Maurice Tabard (French, 1897–1984). Room with Eye, 1930. The Metropolitan Museum of Art, New York, The Elisha Whittelsey Collection, The Elisha Whittelsey Fund, 1962 (62.576.4)
The Surrealist movement, founded in Paris in 1924, attracted photographers whose radical experiments had a profound impact on the medium's aesthetic evolution. Surrealist photographers devised many formal strategies to tap the creative power of dreams and the unconscious, yet all faced the same underlying question: How could the camera's eye be pried away from external appearances and made to represent the invisible inner world of thoughts, dreams, fears, fantasies, and desires? By manipulating the camera image—through multiple exposure, sandwiched negatives, photomontage, and other darkroom magic—artists exploited photography's illusionism to conjure fantastic scenarios that evoke the hallucinatory vividness of dreams.

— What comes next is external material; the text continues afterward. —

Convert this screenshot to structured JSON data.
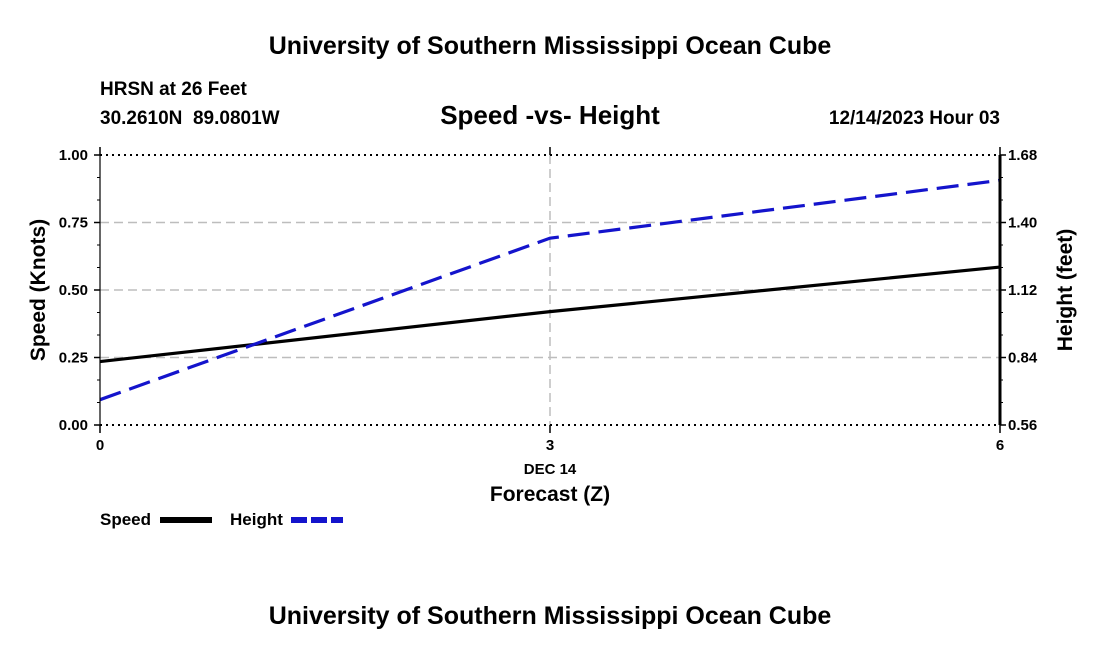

By the late 1930s the outlandish iconography of Surrealism had begun to infiltrate mainstream commercial culture. No one did more to expand the movement's reach than the artist Salvador Dalí. His bizarre iconography and meticulous technique influenced the work of many mid-century photographers, including George Platt Lynes and Angus McBean, who played up the campy aspects of Surrealist dream imagery. Others extended the legacy of Surrealism in more personal, idiosyncratic directions, altering the photographic image to bridge the gap between visible reality and the metaphysical realm of the imagination.